Now, Congress is working to assign funding levels for all federal programs. This is an enormous task to complete by January 15, when the current funding bill expires. It is possible Congress will pass a short-term, interim bill to provide a little more time to complete their work. AFSCME continues to urge Congress to move beyond the politics of austerity to invest in vital services, education, infrastructure and research in order to strengthen the economy, create new jobs, and support services and programs provided by state and local governments.
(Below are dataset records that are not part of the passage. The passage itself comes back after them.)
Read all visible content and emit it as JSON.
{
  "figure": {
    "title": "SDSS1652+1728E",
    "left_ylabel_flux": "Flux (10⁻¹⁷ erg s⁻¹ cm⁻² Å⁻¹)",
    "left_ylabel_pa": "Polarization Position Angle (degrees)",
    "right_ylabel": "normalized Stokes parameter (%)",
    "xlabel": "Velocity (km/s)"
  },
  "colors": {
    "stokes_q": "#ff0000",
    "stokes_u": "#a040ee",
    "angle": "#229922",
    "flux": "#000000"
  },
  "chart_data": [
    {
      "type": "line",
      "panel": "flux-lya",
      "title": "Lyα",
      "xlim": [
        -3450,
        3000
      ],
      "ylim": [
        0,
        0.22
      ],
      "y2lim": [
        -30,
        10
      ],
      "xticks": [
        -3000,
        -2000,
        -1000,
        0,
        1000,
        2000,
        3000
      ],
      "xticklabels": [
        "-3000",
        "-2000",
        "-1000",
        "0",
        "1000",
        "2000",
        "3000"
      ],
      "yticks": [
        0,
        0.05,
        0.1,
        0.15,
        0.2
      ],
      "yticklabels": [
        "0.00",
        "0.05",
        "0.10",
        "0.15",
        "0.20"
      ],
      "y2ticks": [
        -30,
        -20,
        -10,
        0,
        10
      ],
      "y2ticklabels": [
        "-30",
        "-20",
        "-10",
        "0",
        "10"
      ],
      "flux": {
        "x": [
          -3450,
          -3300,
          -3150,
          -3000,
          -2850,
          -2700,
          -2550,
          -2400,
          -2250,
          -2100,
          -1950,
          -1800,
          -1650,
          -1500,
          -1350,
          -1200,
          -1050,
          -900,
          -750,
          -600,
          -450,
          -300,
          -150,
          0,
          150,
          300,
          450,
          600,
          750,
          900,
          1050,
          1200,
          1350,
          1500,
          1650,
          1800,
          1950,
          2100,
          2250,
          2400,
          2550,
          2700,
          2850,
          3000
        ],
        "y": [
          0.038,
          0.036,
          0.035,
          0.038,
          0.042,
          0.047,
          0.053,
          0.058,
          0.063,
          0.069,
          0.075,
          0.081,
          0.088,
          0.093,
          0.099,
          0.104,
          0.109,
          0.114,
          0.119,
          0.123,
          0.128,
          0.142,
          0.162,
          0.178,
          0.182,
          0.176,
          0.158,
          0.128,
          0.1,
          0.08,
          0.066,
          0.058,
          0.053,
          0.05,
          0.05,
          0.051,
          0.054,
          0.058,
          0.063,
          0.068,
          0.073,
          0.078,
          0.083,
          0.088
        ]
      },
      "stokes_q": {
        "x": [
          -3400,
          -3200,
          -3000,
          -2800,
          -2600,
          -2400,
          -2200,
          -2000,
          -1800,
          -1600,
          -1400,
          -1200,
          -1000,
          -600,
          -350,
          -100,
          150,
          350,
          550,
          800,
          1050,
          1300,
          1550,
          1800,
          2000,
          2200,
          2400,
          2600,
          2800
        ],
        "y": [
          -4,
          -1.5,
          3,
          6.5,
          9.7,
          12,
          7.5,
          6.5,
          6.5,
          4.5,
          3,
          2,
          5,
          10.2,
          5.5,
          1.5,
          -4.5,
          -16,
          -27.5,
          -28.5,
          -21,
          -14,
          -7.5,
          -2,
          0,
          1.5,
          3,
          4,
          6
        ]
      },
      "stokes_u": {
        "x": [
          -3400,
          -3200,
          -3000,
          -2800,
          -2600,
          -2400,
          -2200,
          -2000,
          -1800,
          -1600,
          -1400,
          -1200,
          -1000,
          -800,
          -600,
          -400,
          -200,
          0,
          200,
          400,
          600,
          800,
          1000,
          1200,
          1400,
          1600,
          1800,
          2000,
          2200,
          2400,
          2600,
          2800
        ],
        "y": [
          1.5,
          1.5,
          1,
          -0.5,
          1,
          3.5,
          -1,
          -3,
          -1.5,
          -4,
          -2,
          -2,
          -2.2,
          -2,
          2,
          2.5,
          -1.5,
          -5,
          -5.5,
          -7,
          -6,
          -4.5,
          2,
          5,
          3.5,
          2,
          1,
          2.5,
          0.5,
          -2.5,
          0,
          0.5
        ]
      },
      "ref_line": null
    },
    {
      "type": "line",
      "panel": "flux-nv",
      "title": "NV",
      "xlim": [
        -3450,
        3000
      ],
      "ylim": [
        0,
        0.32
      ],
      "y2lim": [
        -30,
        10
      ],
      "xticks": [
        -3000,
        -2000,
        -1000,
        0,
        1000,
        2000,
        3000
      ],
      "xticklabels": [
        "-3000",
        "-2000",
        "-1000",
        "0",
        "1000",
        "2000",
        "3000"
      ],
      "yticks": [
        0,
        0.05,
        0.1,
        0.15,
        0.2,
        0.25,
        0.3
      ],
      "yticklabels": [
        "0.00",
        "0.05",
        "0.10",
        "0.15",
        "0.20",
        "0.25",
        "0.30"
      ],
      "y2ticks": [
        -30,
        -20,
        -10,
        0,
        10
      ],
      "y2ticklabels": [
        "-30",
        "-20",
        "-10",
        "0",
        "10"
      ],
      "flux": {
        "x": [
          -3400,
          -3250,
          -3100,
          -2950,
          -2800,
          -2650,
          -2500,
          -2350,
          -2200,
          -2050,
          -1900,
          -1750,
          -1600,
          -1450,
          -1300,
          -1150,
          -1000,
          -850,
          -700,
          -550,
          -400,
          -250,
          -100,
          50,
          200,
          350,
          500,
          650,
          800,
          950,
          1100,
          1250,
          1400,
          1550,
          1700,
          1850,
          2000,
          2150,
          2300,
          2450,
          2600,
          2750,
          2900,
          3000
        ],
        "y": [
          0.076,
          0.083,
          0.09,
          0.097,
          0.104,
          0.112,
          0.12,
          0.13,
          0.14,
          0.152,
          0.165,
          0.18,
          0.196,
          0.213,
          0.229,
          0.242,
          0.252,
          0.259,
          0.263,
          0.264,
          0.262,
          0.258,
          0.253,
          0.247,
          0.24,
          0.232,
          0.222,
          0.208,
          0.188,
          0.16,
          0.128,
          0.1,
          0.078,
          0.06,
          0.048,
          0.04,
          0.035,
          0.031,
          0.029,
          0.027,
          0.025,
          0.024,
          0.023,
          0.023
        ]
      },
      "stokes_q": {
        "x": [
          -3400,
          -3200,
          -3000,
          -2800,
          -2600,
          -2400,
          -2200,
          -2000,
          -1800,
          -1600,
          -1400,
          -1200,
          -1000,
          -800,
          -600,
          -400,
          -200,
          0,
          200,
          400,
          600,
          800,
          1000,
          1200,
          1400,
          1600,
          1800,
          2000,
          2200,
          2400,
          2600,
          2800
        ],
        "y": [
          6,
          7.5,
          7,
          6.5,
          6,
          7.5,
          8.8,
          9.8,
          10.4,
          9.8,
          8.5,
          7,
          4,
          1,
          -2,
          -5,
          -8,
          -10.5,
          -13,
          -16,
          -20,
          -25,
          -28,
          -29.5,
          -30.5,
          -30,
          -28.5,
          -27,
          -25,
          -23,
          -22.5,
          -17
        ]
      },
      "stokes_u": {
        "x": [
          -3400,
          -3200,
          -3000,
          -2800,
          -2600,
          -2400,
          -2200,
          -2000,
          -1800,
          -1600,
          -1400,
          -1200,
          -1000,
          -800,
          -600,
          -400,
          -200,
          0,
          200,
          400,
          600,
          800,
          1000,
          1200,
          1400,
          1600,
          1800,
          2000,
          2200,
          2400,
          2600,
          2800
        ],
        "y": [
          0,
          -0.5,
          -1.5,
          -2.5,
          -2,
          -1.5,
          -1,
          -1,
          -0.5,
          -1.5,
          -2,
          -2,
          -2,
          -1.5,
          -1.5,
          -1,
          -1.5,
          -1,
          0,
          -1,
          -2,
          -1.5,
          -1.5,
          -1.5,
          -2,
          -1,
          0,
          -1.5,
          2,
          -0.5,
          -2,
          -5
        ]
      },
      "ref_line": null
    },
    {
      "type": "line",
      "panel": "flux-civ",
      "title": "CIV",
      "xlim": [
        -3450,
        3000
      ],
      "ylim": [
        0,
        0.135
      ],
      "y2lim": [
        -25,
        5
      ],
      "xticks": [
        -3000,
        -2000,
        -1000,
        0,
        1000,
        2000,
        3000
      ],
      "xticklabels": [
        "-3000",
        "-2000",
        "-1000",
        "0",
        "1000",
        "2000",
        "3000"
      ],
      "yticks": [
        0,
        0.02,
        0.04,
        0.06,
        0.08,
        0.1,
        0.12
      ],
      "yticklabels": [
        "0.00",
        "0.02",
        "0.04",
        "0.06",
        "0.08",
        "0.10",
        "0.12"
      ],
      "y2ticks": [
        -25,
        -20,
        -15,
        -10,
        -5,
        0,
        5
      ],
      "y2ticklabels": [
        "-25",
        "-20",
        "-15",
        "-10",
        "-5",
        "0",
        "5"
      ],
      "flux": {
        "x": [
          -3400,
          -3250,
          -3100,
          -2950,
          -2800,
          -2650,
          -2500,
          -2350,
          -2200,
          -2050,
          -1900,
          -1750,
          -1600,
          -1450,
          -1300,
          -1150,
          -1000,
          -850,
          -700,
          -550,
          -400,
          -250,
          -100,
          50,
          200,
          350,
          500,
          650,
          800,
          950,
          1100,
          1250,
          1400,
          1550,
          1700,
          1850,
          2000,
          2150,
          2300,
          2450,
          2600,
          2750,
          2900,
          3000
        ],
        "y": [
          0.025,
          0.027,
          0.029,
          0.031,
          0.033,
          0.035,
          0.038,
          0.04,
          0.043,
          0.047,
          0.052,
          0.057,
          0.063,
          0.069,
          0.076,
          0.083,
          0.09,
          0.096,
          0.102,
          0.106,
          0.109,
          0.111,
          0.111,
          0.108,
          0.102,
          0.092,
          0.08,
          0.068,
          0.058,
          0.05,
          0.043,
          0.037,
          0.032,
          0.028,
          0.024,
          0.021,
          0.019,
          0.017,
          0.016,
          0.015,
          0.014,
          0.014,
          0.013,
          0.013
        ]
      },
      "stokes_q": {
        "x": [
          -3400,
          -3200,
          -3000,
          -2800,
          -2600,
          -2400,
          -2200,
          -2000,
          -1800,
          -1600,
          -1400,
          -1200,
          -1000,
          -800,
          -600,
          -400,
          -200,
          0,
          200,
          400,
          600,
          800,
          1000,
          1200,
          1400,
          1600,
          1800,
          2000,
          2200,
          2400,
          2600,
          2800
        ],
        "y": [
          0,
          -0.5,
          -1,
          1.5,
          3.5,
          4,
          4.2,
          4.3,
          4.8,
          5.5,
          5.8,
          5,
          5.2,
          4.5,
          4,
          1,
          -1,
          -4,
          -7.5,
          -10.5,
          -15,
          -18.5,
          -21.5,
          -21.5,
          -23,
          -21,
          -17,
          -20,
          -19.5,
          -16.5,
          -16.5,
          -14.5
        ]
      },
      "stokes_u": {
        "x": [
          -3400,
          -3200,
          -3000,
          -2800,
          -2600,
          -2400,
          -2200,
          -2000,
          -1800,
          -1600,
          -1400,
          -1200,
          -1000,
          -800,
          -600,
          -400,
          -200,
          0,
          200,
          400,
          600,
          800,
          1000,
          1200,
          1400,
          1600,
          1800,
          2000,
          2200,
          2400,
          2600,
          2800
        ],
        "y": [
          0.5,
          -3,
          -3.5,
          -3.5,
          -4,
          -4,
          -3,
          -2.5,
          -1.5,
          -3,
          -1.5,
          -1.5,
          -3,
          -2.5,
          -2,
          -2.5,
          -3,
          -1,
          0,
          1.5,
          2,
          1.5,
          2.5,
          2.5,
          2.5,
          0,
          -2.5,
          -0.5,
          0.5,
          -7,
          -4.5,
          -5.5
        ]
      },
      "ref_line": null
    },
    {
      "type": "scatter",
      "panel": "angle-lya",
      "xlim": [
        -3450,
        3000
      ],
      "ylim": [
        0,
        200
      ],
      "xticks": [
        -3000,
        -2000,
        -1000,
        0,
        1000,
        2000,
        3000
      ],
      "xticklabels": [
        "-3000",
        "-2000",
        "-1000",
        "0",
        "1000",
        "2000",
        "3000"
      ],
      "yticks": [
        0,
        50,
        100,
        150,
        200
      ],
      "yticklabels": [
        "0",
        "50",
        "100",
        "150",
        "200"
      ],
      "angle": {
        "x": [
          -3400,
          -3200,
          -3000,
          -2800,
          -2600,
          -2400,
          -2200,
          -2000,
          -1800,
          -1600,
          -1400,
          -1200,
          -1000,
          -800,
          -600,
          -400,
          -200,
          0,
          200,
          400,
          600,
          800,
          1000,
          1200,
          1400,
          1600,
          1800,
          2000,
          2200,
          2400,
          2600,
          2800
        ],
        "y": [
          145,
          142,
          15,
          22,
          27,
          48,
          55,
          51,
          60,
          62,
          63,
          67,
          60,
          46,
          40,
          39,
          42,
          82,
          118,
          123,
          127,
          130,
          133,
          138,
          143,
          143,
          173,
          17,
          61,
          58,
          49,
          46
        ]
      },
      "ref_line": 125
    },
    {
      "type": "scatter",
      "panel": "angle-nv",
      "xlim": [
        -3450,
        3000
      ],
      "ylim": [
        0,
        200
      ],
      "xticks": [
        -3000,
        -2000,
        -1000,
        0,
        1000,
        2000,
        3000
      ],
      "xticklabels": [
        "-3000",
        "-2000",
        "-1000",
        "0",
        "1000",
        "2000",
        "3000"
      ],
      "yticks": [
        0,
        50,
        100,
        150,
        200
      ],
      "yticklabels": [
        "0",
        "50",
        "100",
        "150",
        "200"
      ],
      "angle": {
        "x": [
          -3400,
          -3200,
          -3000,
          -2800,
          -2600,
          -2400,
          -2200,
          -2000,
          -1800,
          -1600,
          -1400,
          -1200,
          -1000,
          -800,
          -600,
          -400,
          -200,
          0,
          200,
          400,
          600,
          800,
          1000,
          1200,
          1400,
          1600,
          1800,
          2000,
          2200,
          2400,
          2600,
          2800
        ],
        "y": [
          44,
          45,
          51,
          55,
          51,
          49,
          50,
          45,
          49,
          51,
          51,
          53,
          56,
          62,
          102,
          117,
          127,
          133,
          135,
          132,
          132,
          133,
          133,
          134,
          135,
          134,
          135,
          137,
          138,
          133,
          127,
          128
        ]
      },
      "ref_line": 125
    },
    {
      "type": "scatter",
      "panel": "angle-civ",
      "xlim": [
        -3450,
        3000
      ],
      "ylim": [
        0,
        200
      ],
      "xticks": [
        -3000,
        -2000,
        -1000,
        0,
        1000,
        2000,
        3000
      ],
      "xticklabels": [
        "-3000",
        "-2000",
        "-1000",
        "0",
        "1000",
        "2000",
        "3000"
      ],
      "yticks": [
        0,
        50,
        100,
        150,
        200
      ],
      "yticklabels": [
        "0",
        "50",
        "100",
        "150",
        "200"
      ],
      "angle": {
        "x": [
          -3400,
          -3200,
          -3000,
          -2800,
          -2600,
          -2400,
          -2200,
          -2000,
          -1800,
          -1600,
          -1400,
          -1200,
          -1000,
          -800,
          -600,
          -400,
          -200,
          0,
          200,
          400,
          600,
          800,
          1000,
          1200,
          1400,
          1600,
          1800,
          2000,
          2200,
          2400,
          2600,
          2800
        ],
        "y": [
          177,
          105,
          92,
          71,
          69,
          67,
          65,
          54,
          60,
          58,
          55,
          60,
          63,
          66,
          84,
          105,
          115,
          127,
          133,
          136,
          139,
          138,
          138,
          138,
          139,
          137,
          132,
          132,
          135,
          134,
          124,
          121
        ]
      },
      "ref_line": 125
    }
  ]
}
Despite the efforts of congressional Democrats and some moderate Republicans, the budget agreement does not include an extension of the Federal Emergency Unemployment Compensation (EUC) program, which expires on December 28. However, Senate proposals have emerged that would revive the current program of federal extended unemployment benefits early next year.
AFSCME and Allies Launch Major Push Urging Congress to Renew Federal Unemployment Benefits
Alongside coalition allies, AFSCME is launching a major drive urging Congress to put a renewal of federal unemployment benefits at the top of its agenda when it returns in January. This coalition effort will include television and digital advertisements, press events to highlight the importance of unemployment insurance benefits for jobless Americans and their families and for local economies, as well as drives for calls and emails to Congress.
Unless Congress acts to reauthorize federal unemployment benefits, 1.3 million unemployed Americans and their families will lose benefits by the end of the year, and continued lack of congressional action would impact up to 3.2 million jobless workers after their state benefits run out.
AFSCME urges you to call your Senator and House member now! Call toll-free at 1-877-267-2485 and urge them to fully reinstate federal unemployment benefits.
Federal Background Check Legislation Pending for School Employees and Child Care Providers
Both the Elementary and Secondary Education Act (ESEA) and the Child Care Development Block Grant (CCDBG) authorizations have been long overdue and involve a number of contentious issues. Some pending versions of ESEA and CCDBG legislation would mandate background checks as a condition of employment. AFSCME was successful in getting a CCDBG provision included that requires that prospective employees receive a detailed report listing disqualifying offense(s) while ensuring that employers only receive notification of clearance or denial rather than the detailed criminal history, which is often inaccurate. Prospective employees would also have access to an appeal process to correct errors and could not be charged fees higher than the actual state administrative costs.
AFSCME will continue to monitor the progress of these bills. If your council or local has experience with the interaction between collective bargaining agreements and state background check laws, please contact the Department of Federal Government Affairs.
Affordable Care Act Saves Medicare Beneficiaries $8.9 Billion on Prescription Drugs
According to a new report, some 7.3 million seniors and people with disabilities saved $8.9 billion on prescription drugs due to the enactment of the Affordable Care Act (ACA). The groundbreaking health care law also made preventive services available without cost-sharing; from January to November 2013, approximately 26 million people with traditional Medicare took advantage of at least one free preventive service. Before the ACA, Medicare beneficiaries had to pay part of the cost for many preventive health services, which for many created a significant barrier to staying healthy. These improvements to Medicare strengthen the financial and health security of a program that has helped generations of Americans. These improved benefits would be lost if proposals to increase beneficiaries’ costs were adopted.